Dreher writes that “as long as the will remains unconverted, and unwilling to consider conversion, reason is mostly powerless to change things.”  But the will can be won over to some proposition only if reason first perceives it to be true, only if it would be contrary to reasonfor the will not to accept it.  Hence, while an appeal to another’s reason is not sufficientfor converting him, it is necessary

It is ironic, then, that in his defense Dreher cites, of all books, Richard Weaver’s Ideas Have Consequences.  Note that Weaver’s title is not Prevailing Cultural Sensibilities Have Consequences, or The Will to Believe Has Consequences, or Leaps of Faith Have Consequences.  His remarks about the will (quoted by Dreher) notwithstanding, Weaver is appealing to our intellects, to our heads rather than merely to our hearts. 

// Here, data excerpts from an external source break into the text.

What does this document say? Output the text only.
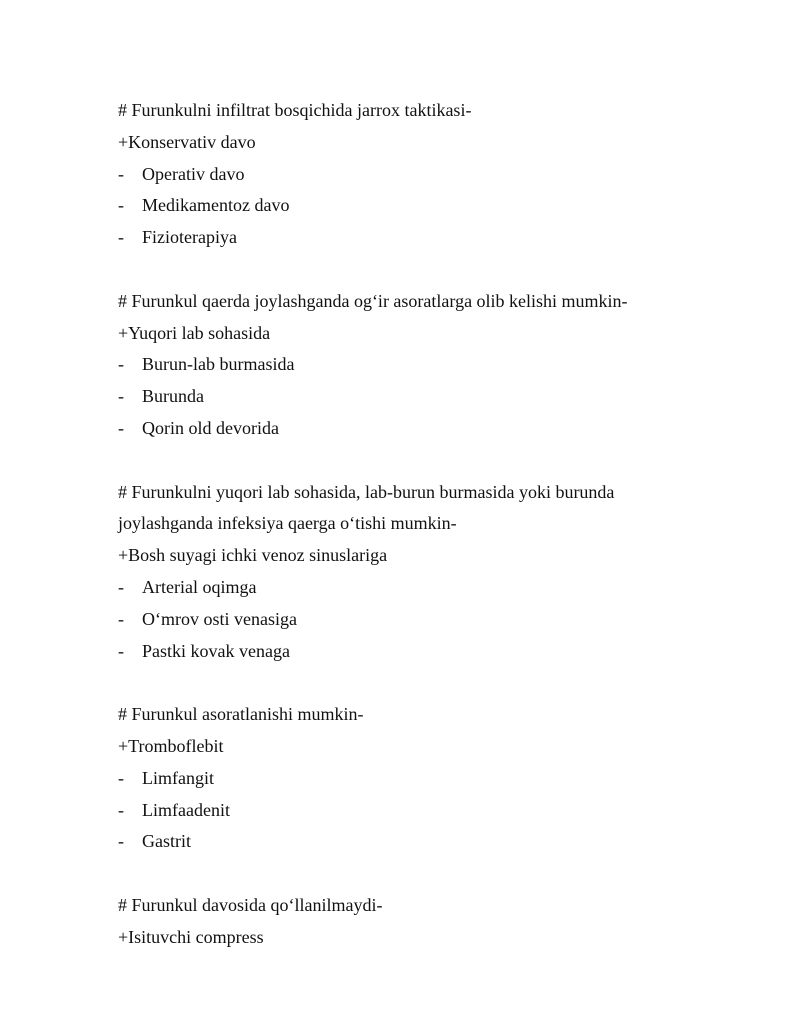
# Furunkulni infiltrat bosqichida jarrox taktikasi-
+Konservativ davo
-	Operativ davo
-	Medikamentoz davo
-	Fizioterapiya
# Furunkul qaerda joylashganda og‘ir asoratlarga olib kelishi mumkin-
+Yuqori lab sohasida
-	Burun-lab burmasida
-	Burunda
-	Qorin old devorida
# Furunkulni yuqori lab sohasida, lab-burun burmasida yoki burunda
joylashganda infeksiya qaerga o‘tishi mumkin-
+Bosh suyagi ichki venoz sinuslariga
-	Arterial oqimga
-	O‘mrov osti venasiga
-	Pastki kovak venaga
# Furunkul asoratlanishi mumkin-
+Tromboflebit
-	Limfangit
-	Limfaadenit
-	Gastrit
# Furunkul davosida qo‘llanilmaydi-
+Isituvchi compress
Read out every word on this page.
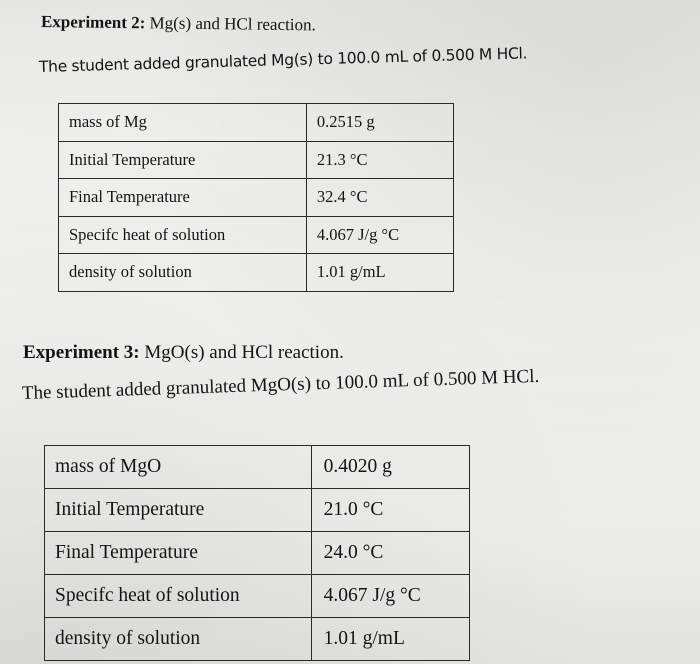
Experiment 2: Mg(s) and HCl reaction.

The student added granulated Mg(s) to 100.0 mL of 0.500 M HCl.

mass of Mg	0.2515 g
Initial Temperature	21.3 °C
Final Temperature	32.4 °C
Specifc heat of solution	4.067 J/g °C
density of solution	1.01 g/mL
Experiment 3: MgO(s) and HCl reaction.

The student added granulated MgO(s) to 100.0 mL of 0.500 M HCl.

mass of MgO	0.4020 g
Initial Temperature	21.0 °C
Final Temperature	24.0 °C
Specifc heat of solution	4.067 J/g °C
density of solution	1.01 g/mL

Folks of The American Conservative stripe like to complain that contemporary mainstream conservatives have lost sight of the ideals of the founders of the modern American conservative movement -- of men like Weaver, Frank Meyer, and the young William F. Buckley.  But those men knew that the struggle between the Right and the Left just is, ultimately, a war of ideas, and cannot fail to be given that man is a rational animal.   Without an actual argument to back it up, the cri de coeur or leap of faith Hart and Dreher seem to be commending to us is just an appeal to emotion or sheer willfulness.  It is, in short, a further manifestation of the modern disease they want to fight, not a cure -- a conservative subjectivism, perhaps, but subjectivism all the same.